Bold doesn’t mean maximalist, either. You could open the wardrobe and see a white t-shirt, white floaty trousers and white air forces, and want to wear that with your favourite jacket; though you could just as well decide you’re not going to leave the house without wearing less than twenty colours and a turquoise fedora for a few months. Nor is it necessarily uncoordinated, though it can be. Typically it’s just not obviously coordinated. But the point is, it’s whatever.

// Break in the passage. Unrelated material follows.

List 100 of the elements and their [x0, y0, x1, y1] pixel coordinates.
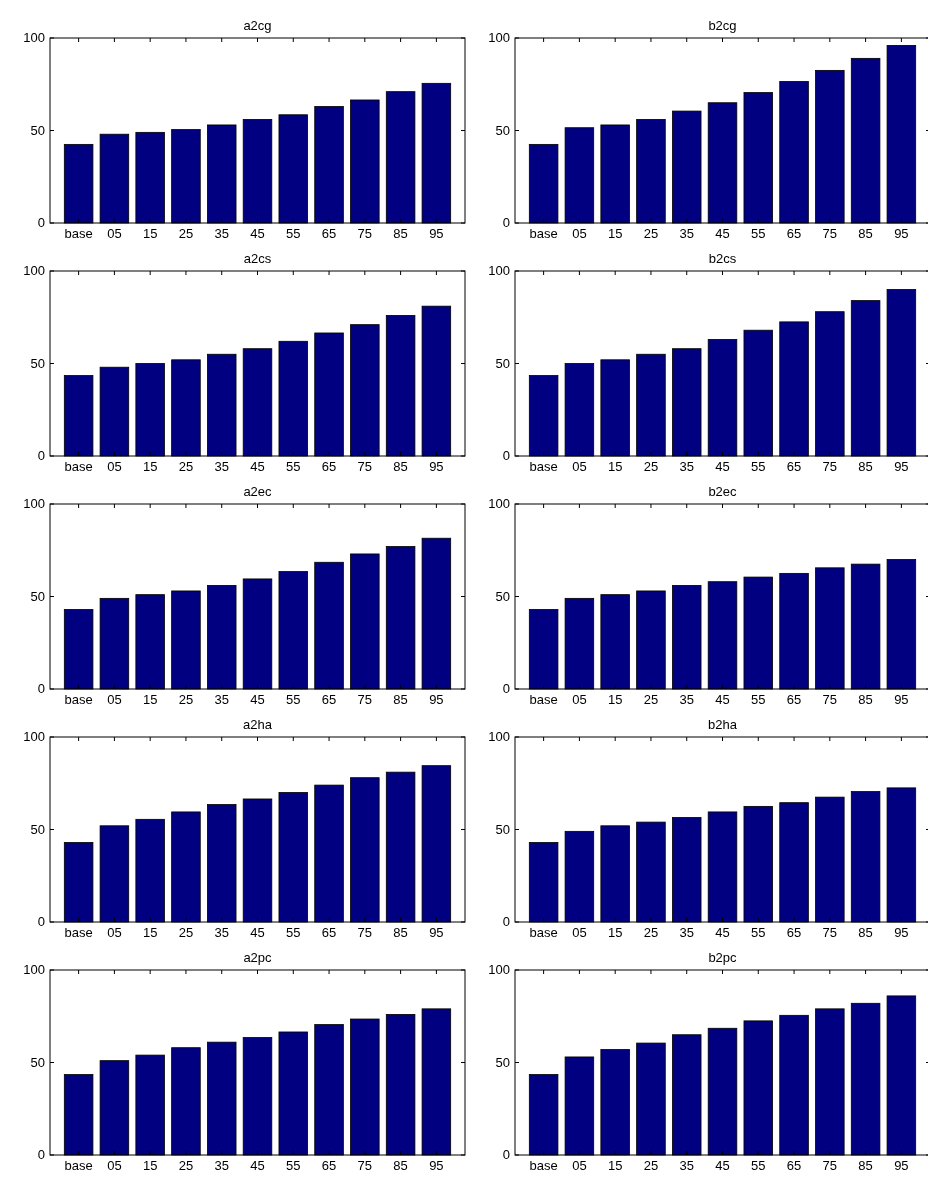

But crucially it isn’t made to make any statements beyond self-expression. There’s no idealism, no subculture alliance. It’s simply someone wearing whatever they want to wear, without compromise. If ‘dressing in whatever’ has a specific influence, it is ‘slacker style’. However, slacker style tends to have more of an anti-materialistic, anti-authority slant (as opposed to being apolitical). Kurt Cobain’s shabby baggy jumpers, ripped jeans, converse, and crucially quirky additions like the now-iconic women's white oval sunglasses from Christian Roth's 6558 series (which look like Jackie O sunglasses) is classic slacker style.

The anti-materialistic quality of grunge music also shares a lot with slacker style; though ‘slacker’ is slightly older – having hit popular culture as early as 1985 film Back to the Future, and slacker rock (such as the band Pavement) is its own distinct genre. With whatevercore, there’s no pressure to drop materialism. The choice to catch the latest drip or not, is yours. Whatevercore says “yeah I am getting the Palace x Gucci football top with the strawberry pattern, because it’s sick. And I’m going to wear it with some trousers I’ve had for six years and a cardigan my ex left here by mistake, because it’s warm.”

whatevercore is perfect for the world we occupy, a world in which we’re all looking toward comfort and wellness beyond all else. Maybe it doesn’t even need the ‘core’ element, because it’s not fleeting. It’s just the clothes we want to wear, so like, whatever.